The "Peter" mentioned eventually became Don Draper on "Mad Men."
In the show, Dick Whitman (Jon Hamm) steals Lieutenant Don Draper's (Troy Ruptash) identity. The page below from Weiner's "Horseshoe" script describes Dick's death.
From the script:
Dick strikes a match against his shoe.
The spark of the match sets off the gas from the latrine. The whole thing EXPLODES into a million pieces.
EXT. CAMP — LATER
Peter lies on his face bleeding badly. He groggily tries to stand but falls back again with his face in the mud.
He looks over to Dick. Dick is dead -- his body cut in half by a wooden toilet seat.

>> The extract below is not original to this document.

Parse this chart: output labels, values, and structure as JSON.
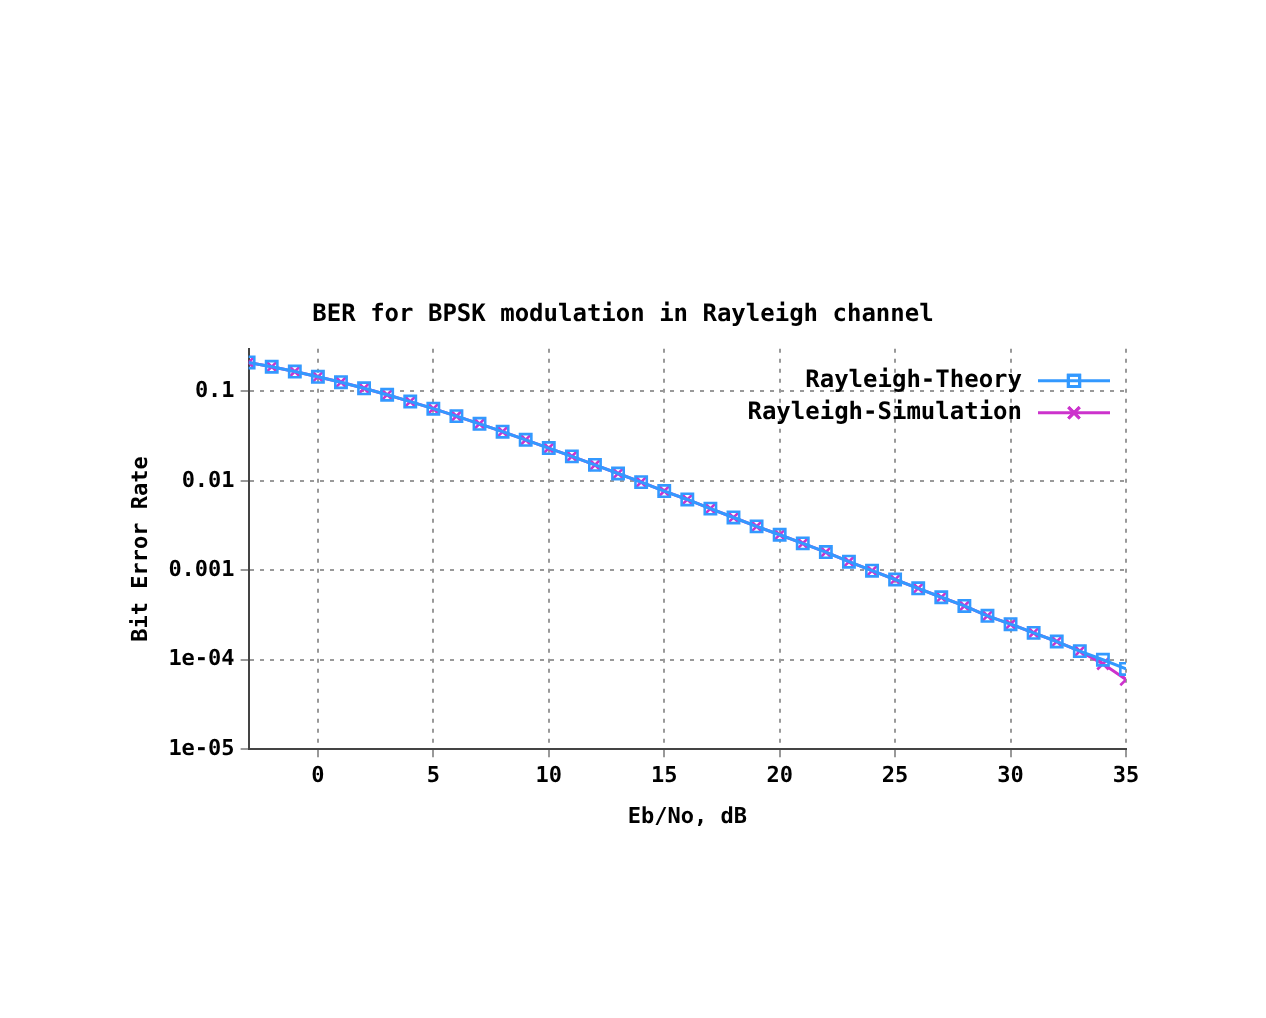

Peter crawls to him. He touches his neck for a pulse. There is nothing. His fingers catch under Dick's gold cross.
Summoning all his strength, Peter undoes Dick's dog tags and cross and replaces them with his own.

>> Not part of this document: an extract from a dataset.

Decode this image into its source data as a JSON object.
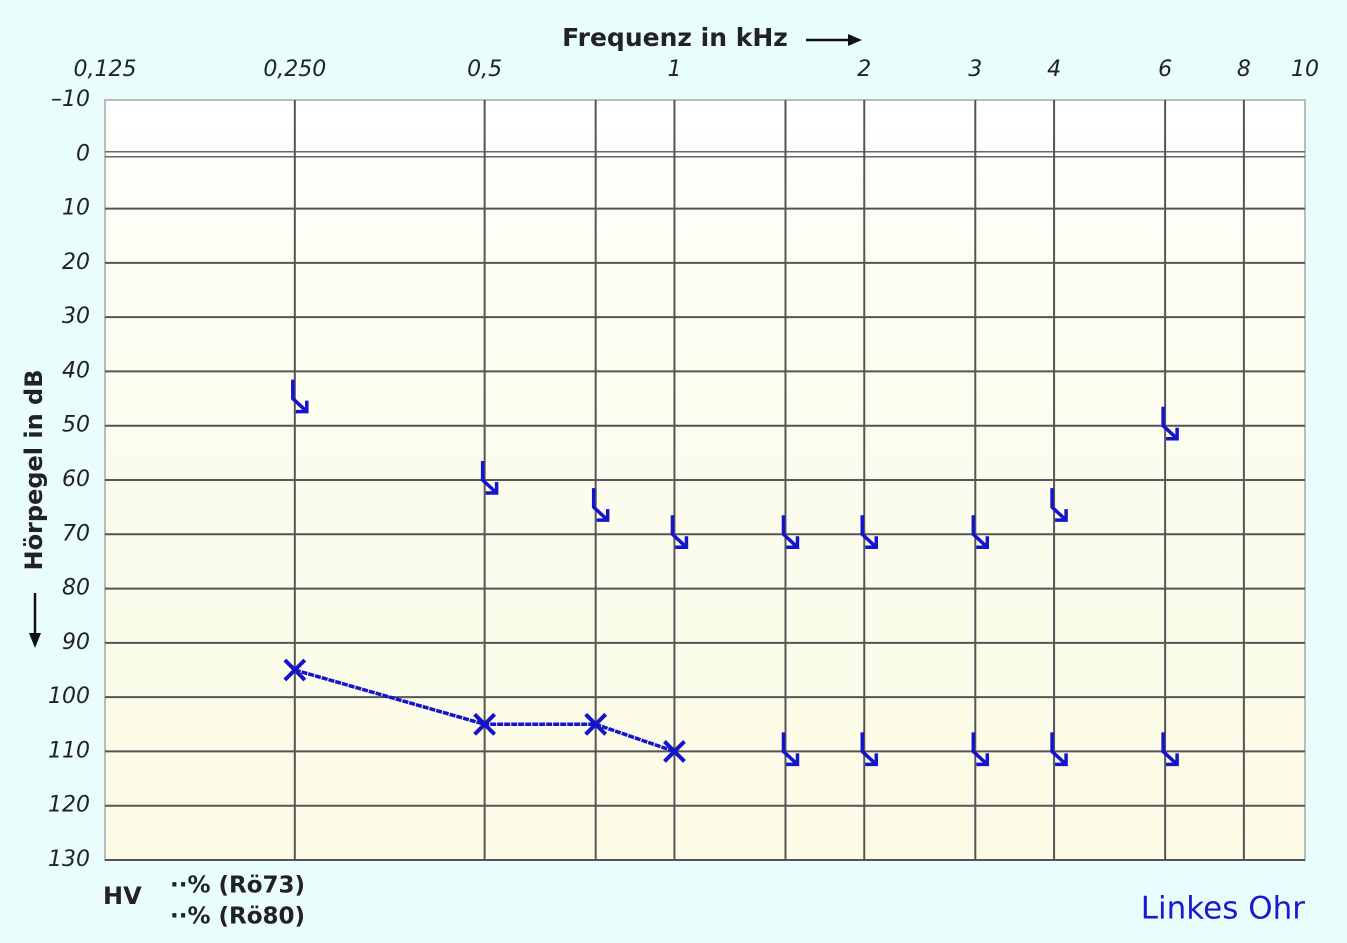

Exhausted, he drops his face back into the dirt. He closes his eyes, unconscious.
This is the exact same way Donald Draper met his fate during the "Nixon vs. Kennedy" flashback.

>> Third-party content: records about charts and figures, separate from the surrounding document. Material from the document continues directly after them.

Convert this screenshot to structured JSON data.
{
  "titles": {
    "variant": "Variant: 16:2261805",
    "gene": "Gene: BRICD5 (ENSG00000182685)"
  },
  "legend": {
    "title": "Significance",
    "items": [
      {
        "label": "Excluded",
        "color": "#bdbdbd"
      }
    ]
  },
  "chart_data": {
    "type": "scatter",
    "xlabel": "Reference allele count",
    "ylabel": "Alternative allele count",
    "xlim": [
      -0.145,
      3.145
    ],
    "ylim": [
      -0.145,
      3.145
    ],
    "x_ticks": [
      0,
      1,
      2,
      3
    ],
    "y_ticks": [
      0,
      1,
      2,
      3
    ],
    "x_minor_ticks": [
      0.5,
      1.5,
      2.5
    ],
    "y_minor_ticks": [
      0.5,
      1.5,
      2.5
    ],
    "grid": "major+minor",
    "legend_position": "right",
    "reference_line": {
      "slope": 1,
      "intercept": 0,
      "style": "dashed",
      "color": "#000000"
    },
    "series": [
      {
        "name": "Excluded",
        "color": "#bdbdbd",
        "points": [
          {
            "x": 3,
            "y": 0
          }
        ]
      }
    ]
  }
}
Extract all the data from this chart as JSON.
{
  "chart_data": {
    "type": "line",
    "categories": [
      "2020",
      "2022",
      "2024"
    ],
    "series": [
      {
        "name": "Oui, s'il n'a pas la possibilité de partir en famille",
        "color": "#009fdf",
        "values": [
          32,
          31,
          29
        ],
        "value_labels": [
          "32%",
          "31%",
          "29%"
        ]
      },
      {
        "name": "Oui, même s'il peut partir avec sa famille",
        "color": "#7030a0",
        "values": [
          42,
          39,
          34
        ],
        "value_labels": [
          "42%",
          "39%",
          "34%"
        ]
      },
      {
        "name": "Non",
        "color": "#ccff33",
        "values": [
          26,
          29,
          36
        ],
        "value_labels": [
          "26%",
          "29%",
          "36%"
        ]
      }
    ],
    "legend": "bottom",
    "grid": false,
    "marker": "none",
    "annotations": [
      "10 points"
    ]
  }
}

The pages below later became the scene in which "Dick's" body is delivered to his family, when, in actuality, it's Donald Draper's body in the coffin.
Dick (Hamm), who has now taken the identity of his lieutenant, sneaks away on a train.
Just like on "Mad Men," Dick's younger brother Adam (also named Adam in "The Horseshoe"), spots his real brother on the train, though nobody believed him at the time.
Going through some of the script pages, "Mad Men" fans will notice some of the names in "The Horseshoe" also look familiar.
Weiner later used the name Peggy for the character of Peggy Olson (Elisabeth Moss). Meanwhile, Peter became Pete Campbell (Vincent Kartheiser).
On "Mad Men," Peggy and Pete are two of the younger members of Sterling Cooper. In season one, Pete and Peggy have an affair. In "The Horseshoe," Peggy is the name of Peter's mother.
Also interesting among the notes and scribblings which accompany "The Horseshoe" is this index card:
The card reads: "Ossining- Comes off train; Solder gets out of the way to reveal him in Business suit + Hat. Wife + Boy + Girl."
The first and last scenes of "The Horseshoe" were supposed to be set in Ossining, New York, which eventually became the setting for the Draper family home. Unfortunately, this page was not on display, and was possibly never written.
However, the show's first episode, entitled "Smoke Gets in Your Eyes," ends with Don getting off a train from New York City to Ossining where it's revealed the adulterous Draper is actually a family man.
The "Mad Men" exhibit at the Museum of the Moving Image will be open until June 14.